Terimbas Banjir Dampak JTTS, Warga Memilih Direlokasi
LAMPUNG – Sebanyak enam warga di Dusun Perkampungan Keluarga Sulawesi (PKS) akhirnya bersedia direlokasi pasca kerap diterjang musibah banjir. Dampak dari pembangunan proyek Jalan Tol Trans Sumatera (JTTS) di STA 9500 di lokasi yang berdekatan dengan box terowongan akses penghubung antardusun Gunung Botol dan PKS.
Menurut Haji Bahri selaku Kepala Dusun PKS sekaligus warga terimbas proyek JTTS menyebut, bersama lima warga lain memilih direlokasi setelah ada kesepakatan nilai ganti rugi bangunan.

Keenam warga tersebut di antaranya Haji Bahri, Anila, Suirah, Banu, Asmawati dan Samsudin. Keenam warga tersebut diakuinya sebelum direlokasi bahkan kerap mengalami rumahnya dilanda banjir semenjak bulan September 2017. Meski sebelumnya sudah dilakukan langkah negosisasi dengan pihak pelaksana proyek JTTS.
“Selama kerap musim hujan setidaknya kami sudah dilanda banjir empat kali karena lokasi rumah berada di dekat talud saluran air sehingga selalu was-was.
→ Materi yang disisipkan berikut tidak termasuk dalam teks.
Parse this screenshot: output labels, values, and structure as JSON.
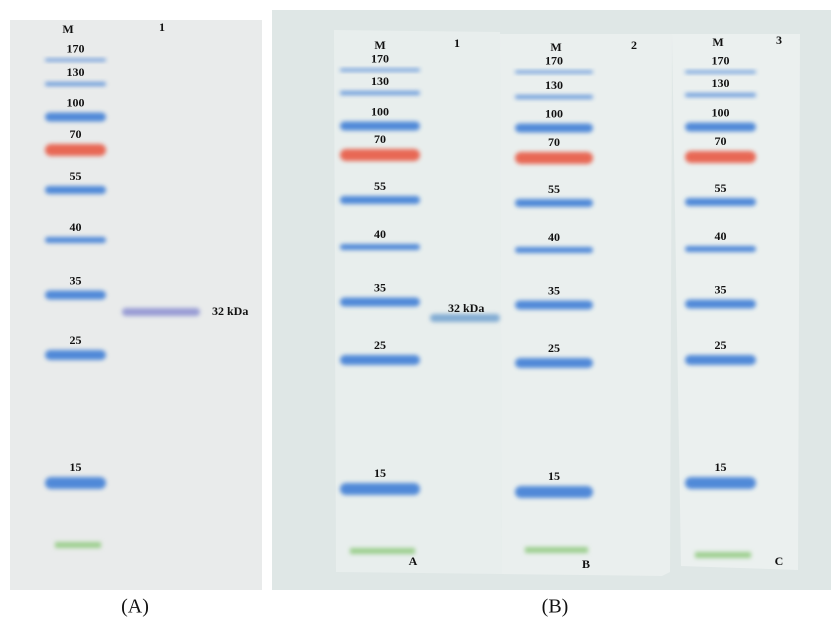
{
  "panel_a": {
    "marker_header": "M",
    "lane_header": "1",
    "markers": [
      "170",
      "130",
      "100",
      "70",
      "55",
      "40",
      "35",
      "25",
      "15"
    ],
    "band_label": "32 kDa",
    "caption": "(A)"
  },
  "panel_b": {
    "strips": [
      {
        "marker_header": "M",
        "lane_header": "1",
        "markers": [
          "170",
          "130",
          "100",
          "70",
          "55",
          "40",
          "35",
          "25",
          "15"
        ],
        "band_label": "32 kDa",
        "letter": "A"
      },
      {
        "marker_header": "M",
        "lane_header": "2",
        "markers": [
          "170",
          "130",
          "100",
          "70",
          "55",
          "40",
          "35",
          "25",
          "15"
        ],
        "letter": "B"
      },
      {
        "marker_header": "M",
        "lane_header": "3",
        "markers": [
          "170",
          "130",
          "100",
          "70",
          "55",
          "40",
          "35",
          "25",
          "15"
        ],
        "letter": "C"
      }
    ],
    "caption": "(B)"
  }
}
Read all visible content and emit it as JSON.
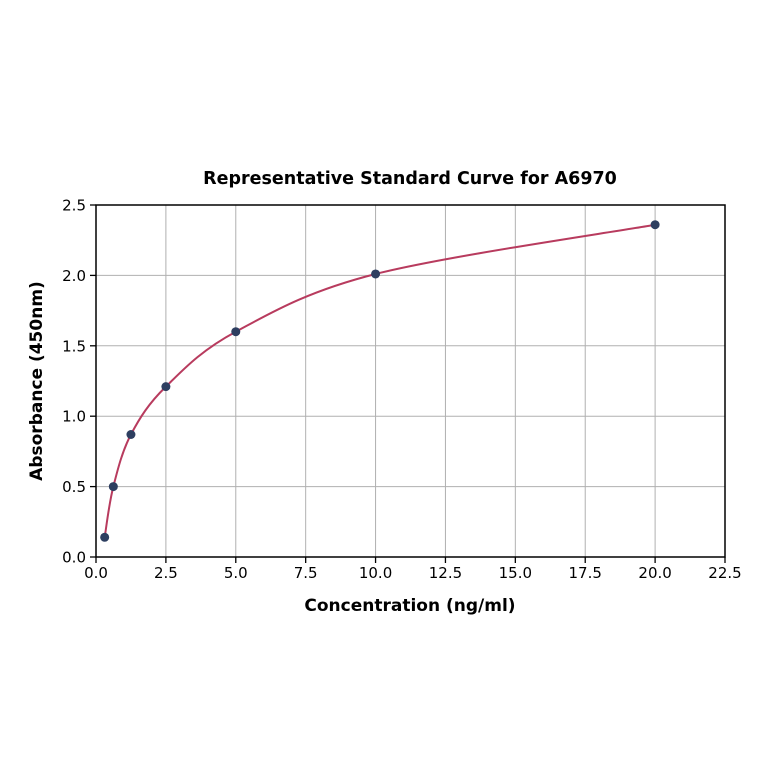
{
  "chart_data": {
    "type": "scatter",
    "title": "Representative Standard Curve for A6970",
    "xlabel": "Concentration (ng/ml)",
    "ylabel": "Absorbance (450nm)",
    "x": [
      0.31,
      0.62,
      1.25,
      2.5,
      5.0,
      10.0,
      20.0
    ],
    "y": [
      0.14,
      0.5,
      0.87,
      1.21,
      1.6,
      2.01,
      2.36
    ],
    "fit_curve": "smooth saturating curve passing through all data points, drawn from first point to last point",
    "xlim": [
      0,
      22.5
    ],
    "ylim": [
      0,
      2.5
    ],
    "xtick_labels": [
      "0.0",
      "2.5",
      "5.0",
      "7.5",
      "10.0",
      "12.5",
      "15.0",
      "17.5",
      "20.0",
      "22.5"
    ],
    "ytick_labels": [
      "0.0",
      "0.5",
      "1.0",
      "1.5",
      "2.0",
      "2.5"
    ],
    "grid": true,
    "legend": "none",
    "colors": {
      "line": "#b83b5e",
      "marker": "#2d3e60",
      "grid": "#b0b0b0",
      "spine": "#000000",
      "background": "#ffffff",
      "text": "#000000"
    }
  }
}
Terutama saat hujan terjadi pada malam hari,” terang Haji Bahri, saat dikonfirmasi Cendana News di areal baru yang berada di dekat masjid Nurul Iman Desa Penengahan, Selasa (17/1/2018).
Ia menyebut, sebelumnya memiliki bangunan seluas 6 x 13 meter dan sebagian warga lain ada yang lebih sedikit luasnya dengan bentuk fisik bangunan sebagian permanen sebagian semi permanen terbuat dari kayu.
Berdasarkan kesepakatan sejumlah warga dengan pihak pelaksana JTTS yang disebut diwakili oleh PT. Pembangunan Perumahan (PP) Yus Yusuf selaku General Affairs, masing-masing memperoleh uang ganti rugi berkisar Rp80 juta hingga Rp225 juta.

Haji Bahri menyebut, selain sudah tidak was-was terkait adanya bencana banjir sebagian besar warga juga tidak keberatan dengan nilai uang ganti rugi bangunan yang ditetapkan karena sudah berdasarkan kesepakatan antara pelaksana proyek JTTS dan warga.
Seusai proses relokasi bangunan rencananya bekas lahan bangunan akan diratakan sehingga warga tak perlu khawatir terimbas bencana banjir. Sebab ia menyebut, sebelum ada proyek JTTS tersebut warga tidak pernah mengalami bencana banjir.
Selain proses relokasi tersebut warga juga meminta box terowongan penghubung antardusun Gunung Botol dan Desa PKS diganti total karena beberapa bagian mengalami keretakan berpotensi membahayakan masyarakat.
Proses pembongkaran pada box terowongan segera dilakukan pada awal Januari sehingga akses melalui terowongan ditutup dan warga dibuatkan jalan alternatif lain.
“Kalau tidak segera dibongkar dan dibuatkan akses alternatif warga yang hendak melakukan aktivitas harus memutar melalui jalan lain yang lebih jauh sehingga kami langsung diberi akses jalan alternatif yang baru,” beber Haji Bahri.
Terkait relokasi, warga Dusun PKS terimbas proyek JTTS di STA 9500 tersebut, General Affairs PT. Pembangunan Perumahan, Yus Yusuf, belum bisa dikonfirmasi meski nomor teleponnya dalam kondisi aktif.
Pantauan Cendana News alat berat dikerahkan untuk membongkar material tanah untuk melakukan pembongkaran box terowongan sementara aktivitas warga menggunakan jalan alternatif.